I spend so much time complaining about how Lacey does not sleep that I feel like I often overlook all of her good points which totally and completely overshadow the fact that we are a bit tired. She has given me so many gifts and there are so many things, big and small that I love about her.
- That smile! She smiles all day long. Especially when her Baba comes home. Sometimes I am a little jealous that she smiles the biggest for her dad, but I am glad mostly because he wanted a boy but got the world's biggest daddy's girl instead. He knows he is lucky indeed. Her smile now includes a tooth, which is so cute. She is so happy and so rarely fussy that when she is, I know its nap time. I really didn't know babies could be this smiley and happy.
- She is content to sit and play with her toys on a blanket, in the Pack N Play, on the floor of my bedroom. Lana was never content to sit and do anything when she was a baby. No kidding, I am not remembering this incorrectly. Lacey likes to explore her toys with her hands. She doesn't immediately put things into her mouth. She loves to pick up, drop, go after it and repeat. I can see the wheels turning in her head. She doesn't get frustrated too easily either unless she belly flops while reaching for something and gets stuck. Such a happy little bugger!
- I love Lacey's hands--the 4 little dimples over her knuckles, the pudgy wrists--ooh, I could just eat them up. I also love the bottoms of her feet. Her tushie is pretty cute too, unless it is stinky.
- I know I have covered this before, but it never gets old: baby giggles. Enough said.
- When you hold Lacey, she hugs you back. Love it!

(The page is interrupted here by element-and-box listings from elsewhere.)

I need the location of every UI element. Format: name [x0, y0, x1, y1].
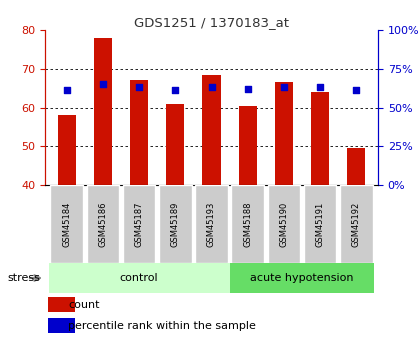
Bar	[275, 82, 293, 185]
Bar	[94, 38, 112, 185]
Point	[244, 86, 251, 92]
Text: GSM45186: GSM45186	[98, 201, 108, 247]
Bar	[304, 185, 336, 263]
Bar	[87, 185, 119, 263]
Bar	[48, 297, 75, 312]
Text: GSM45193: GSM45193	[207, 201, 216, 247]
Bar	[268, 185, 300, 263]
Point	[208, 85, 215, 90]
Bar	[130, 80, 148, 185]
Text: GSM45188: GSM45188	[243, 201, 252, 247]
Text: GSM45189: GSM45189	[171, 201, 180, 247]
Bar	[239, 106, 257, 185]
Text: GSM45190: GSM45190	[279, 201, 289, 247]
Bar	[49, 263, 230, 293]
Bar	[202, 75, 220, 185]
Bar	[166, 104, 184, 185]
Text: GSM45191: GSM45191	[315, 201, 325, 247]
Text: acute hypotension: acute hypotension	[250, 273, 354, 283]
Point	[281, 85, 287, 90]
Point	[136, 85, 142, 90]
Bar	[159, 185, 192, 263]
Text: count: count	[68, 300, 100, 310]
Bar	[340, 185, 373, 263]
Point	[100, 81, 106, 87]
Point	[353, 88, 360, 93]
Bar	[123, 185, 155, 263]
Bar	[48, 318, 75, 333]
Text: stress: stress	[7, 273, 40, 283]
Bar	[231, 185, 264, 263]
Text: control: control	[120, 273, 158, 283]
Text: GSM45184: GSM45184	[62, 201, 71, 247]
Point	[63, 88, 70, 93]
Bar	[195, 185, 228, 263]
Text: GSM45192: GSM45192	[352, 201, 361, 247]
Bar	[58, 115, 76, 185]
Text: percentile rank within the sample: percentile rank within the sample	[68, 321, 256, 331]
Point	[317, 85, 323, 90]
Bar	[347, 148, 365, 185]
Title: GDS1251 / 1370183_at: GDS1251 / 1370183_at	[134, 16, 289, 29]
Point	[172, 88, 178, 93]
Bar	[311, 92, 329, 185]
Bar	[230, 263, 374, 293]
Bar	[50, 185, 83, 263]
Text: GSM45187: GSM45187	[134, 201, 144, 247]
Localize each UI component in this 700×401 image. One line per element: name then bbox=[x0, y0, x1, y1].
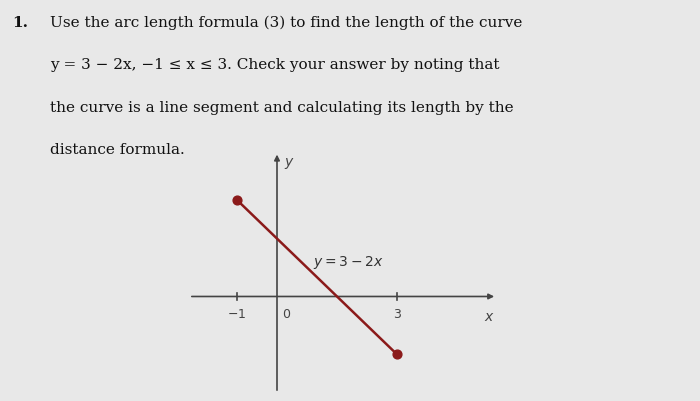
Text: 1.: 1. bbox=[13, 16, 29, 30]
Text: y = 3 − 2x, −1 ≤ x ≤ 3. Check your answer by noting that: y = 3 − 2x, −1 ≤ x ≤ 3. Check your answe… bbox=[50, 58, 500, 72]
Point bbox=[391, 351, 402, 358]
Text: $y = 3 - 2x$: $y = 3 - 2x$ bbox=[313, 253, 384, 271]
Text: the curve is a line segment and calculating its length by the: the curve is a line segment and calculat… bbox=[50, 101, 514, 115]
Point bbox=[232, 197, 243, 204]
Text: $y$: $y$ bbox=[284, 155, 295, 170]
Text: $x$: $x$ bbox=[484, 309, 495, 323]
Text: Use the arc length formula (3) to find the length of the curve: Use the arc length formula (3) to find t… bbox=[50, 16, 523, 30]
Text: $-1$: $-1$ bbox=[228, 307, 246, 320]
Text: $0$: $0$ bbox=[282, 307, 291, 320]
Text: $3$: $3$ bbox=[393, 307, 402, 320]
Text: distance formula.: distance formula. bbox=[50, 142, 185, 156]
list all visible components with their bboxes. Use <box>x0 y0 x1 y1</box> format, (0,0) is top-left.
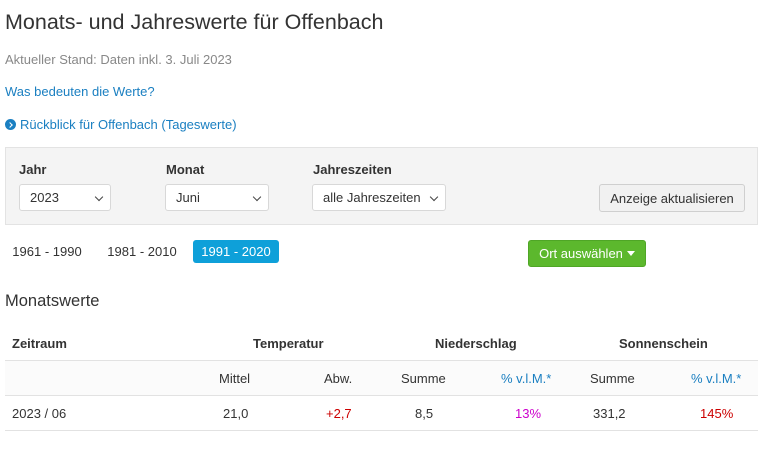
daily-review-link[interactable]: Rückblick für Offenbach (Tageswerte) <box>5 117 237 132</box>
month-label: Monat <box>166 162 205 177</box>
subheader-precipitation-sum: Summe <box>401 370 446 386</box>
chevron-down-icon <box>429 192 439 202</box>
table-row: 2023 / 06 21,0 +2,7 8,5 13% 331,2 145% <box>5 396 758 431</box>
page-title: Monats- und Jahreswerte für Offenbach <box>5 10 384 34</box>
data-status: Aktueller Stand: Daten inkl. 3. Juli 202… <box>5 52 232 67</box>
month-select[interactable]: Juni <box>165 184 269 211</box>
filter-panel: Jahr 2023 Monat Juni Jahreszeiten alle J… <box>5 147 758 225</box>
month-select-value: Juni <box>176 190 200 205</box>
chevron-down-icon <box>252 192 262 202</box>
daily-review-link-label: Rückblick für Offenbach (Tageswerte) <box>20 117 237 132</box>
subheader-precipitation-percent: % v.l.M.* <box>501 370 552 386</box>
select-location-label: Ort auswählen <box>539 246 623 261</box>
select-location-button[interactable]: Ort auswählen <box>528 240 646 267</box>
subheader-sunshine-sum: Summe <box>590 370 635 386</box>
monthly-values-table: Zeitraum Temperatur Niederschlag Sonnens… <box>5 326 758 431</box>
section-title-monthly: Monatswerte <box>5 292 100 310</box>
table-group-header: Zeitraum Temperatur Niederschlag Sonnens… <box>5 326 758 361</box>
subheader-temp-mean: Mittel <box>219 370 251 386</box>
column-header-sunshine: Sonnenschein <box>619 335 708 351</box>
table-sub-header: Mittel Abw. Summe % v.l.M.* Summe % v.l.… <box>5 361 758 396</box>
caret-down-icon <box>626 251 635 256</box>
explanation-link[interactable]: Was bedeuten die Werte? <box>5 84 155 99</box>
season-select-value: alle Jahreszeiten <box>323 190 421 205</box>
year-select[interactable]: 2023 <box>19 184 111 211</box>
period-1961-1990[interactable]: 1961 - 1990 <box>12 244 82 259</box>
row-precipitation-sum: 8,5 <box>415 405 434 421</box>
period-1981-2010[interactable]: 1981 - 2010 <box>107 244 177 259</box>
row-period: 2023 / 06 <box>12 405 67 421</box>
season-label: Jahreszeiten <box>313 162 392 177</box>
year-label: Jahr <box>19 162 47 177</box>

- Lacey has given me the gift of confidence. I was a stress case when Lana was a baby. I didn't know what I was doing. She didn't seem happy. Lacey rewards me every day with confidence that I can do this--I can face each day with happiness and joy. I meet her needs and the needs of the family and I can do it without having a nervous breakdown. Plus, she is growing, pudgy and happy. Its a gift to be her mommy. There is not a day that goes by that I don't think this very thought.
- Lacey has also given me the gift of healing. She was born 4 weeks after my dad died and I know if she hadn't joined our family, I would be in a lot worse shape. It is amazing how a new life helps to heal the hole in my heart. I recently went to a funeral for my neighbor's 100 year old mother and although I clearly was not emotionally ready to attend a funeral, the pastor came up to me and Lacey, gave the baby a blessing and thanked me for bringing her to remind everyone about the circle of life. Having Lacey at this exact moment in my life has been a tremendous blessing. Its amazing what a little, innocent baby can teach us!
I can't wait to see what the next few months bring. I can't wait for the first words, the crawling, pulling up and walking. I can't wait to see Lacey interacting with Lana more. I do believe they are a gift to one another. While I have always been happy to be an only child, when I was growing up I often had fear that if something happened to my parents I would be all alone in the world (morbid, huh?). I do find comfort that if something happened to me, the girls will have each other. It is my wish that they are friends and have each others backs, although I know this is not always the way it is. When I was pregnant, I couldn't imagine what life was going to be like with two kids. I still often look at them and think, "Wow, I have TWO kids!" I certainly didn't anticipate all of the gifts Lacey would bring to our family and for that I am eternally grateful. I can't wait to see what the future holds for her and for all of us.
5 comments:
What a wonderfully sweet post you have written for your girl. It is amazing how they teach us so much without even trying. I am so happy you have gotten to experience confidence as a Mom. What a gift!
Such a beautiful baby and what a sweet, sincere post. Congrats again!
What a sweet post. I think you give her just as much as she gives you.
As for the picture, must nibble on adorable baby!
So cute! I love this post - sometimes I feel like Jr. was sent here just to torture me at night LOL. And then I remember how fleeting this time is and how many positives he brings into my life. I so wish we could get together for a playdate...
Congratulations! You have a such beautiful family!